The doctor took a moment too long to answer.
‘Stopping the blood shouldn’t be a problem.’
Dominic felt pure terror at that delayed response. His instinctive reaction was to hit the fucker, jar a better answer out of him, force the doctor and the world to yield to his authority. But he knew better than to resort to violence with Katherine’s life in jeopardy. So he reined in his explosive temper; only a faint tick along his jaw indicated the extent of his self-restraint. ‘Should we call in additional specialists? I have people who can do that.’ Each word was blunt with command, regardless of the softness of his tone. ‘My wife has to be taken care of appropriately and expeditiously. Do we understand each other?’
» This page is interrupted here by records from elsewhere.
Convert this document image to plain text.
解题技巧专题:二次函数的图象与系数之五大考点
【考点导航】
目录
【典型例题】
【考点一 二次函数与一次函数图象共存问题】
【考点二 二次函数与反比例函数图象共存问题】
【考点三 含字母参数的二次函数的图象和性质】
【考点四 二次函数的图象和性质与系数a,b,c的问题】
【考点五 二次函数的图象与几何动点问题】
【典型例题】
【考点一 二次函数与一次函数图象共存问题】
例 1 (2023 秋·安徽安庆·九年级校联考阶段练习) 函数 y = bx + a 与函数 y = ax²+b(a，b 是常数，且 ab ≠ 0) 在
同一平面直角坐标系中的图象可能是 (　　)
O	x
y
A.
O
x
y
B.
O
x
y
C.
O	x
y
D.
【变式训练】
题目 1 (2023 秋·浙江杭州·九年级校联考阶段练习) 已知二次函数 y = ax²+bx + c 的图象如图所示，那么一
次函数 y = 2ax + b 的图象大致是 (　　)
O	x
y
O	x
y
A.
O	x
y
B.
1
St Mary’s catered to the wealthy and titled, so it wasn’t as though the doctor hadn’t dealt with demanding patients before. But this man had a tough, ruthless quality to him quite different from the lordly arrogance of the plutocrats. Maybe it was the hard muscled body or the stone-cold look. Or the sense that he could flick a switch in a second and become dangerous. ‘Dr Fuller will be here soon. She’s the very best. In the meantime,’ the doctor said, neutrally, ‘I suggest we get the IV going.’
Dominic’s shoulders rose and fell on a deep breath, his slow raking stare fixed on the doctor for an overlong moment. Then he gradually unclenched his jaw. ‘Forgive me,’ he said, gruffly. Returning his attention to Kate, Dominic suddenly felt the earth shift under his feet. Christ. She was even more deathly pale, her breathing so slight it was barely visible. All noise vanished, the people in the room disappeared, dread rose up like a black shroud and engulfed him.
‘Dominic.’
Kate’s faint whisper dragged him back; he blinked against the brilliant light. ‘I’m here, baby.’ Putting a smile on his face, he shouldered people out of his way and moved to Katherine’s side. ‘Hey,’ he whispered, sliding his strong fingers through hers. ‘How’s my girl?’
‘I need you,’ she whispered, her eyes enormous, glistening with unshed tears.
‘You have me – now and always.’ Dominic’s fingers closed over hers. Even with this tragedy unfolding, he had Katherine to love. And she loved him back. He couldn’t ask for more. ‘Now look at me, baby, here, squeeze my hand. They’re going to stick you.’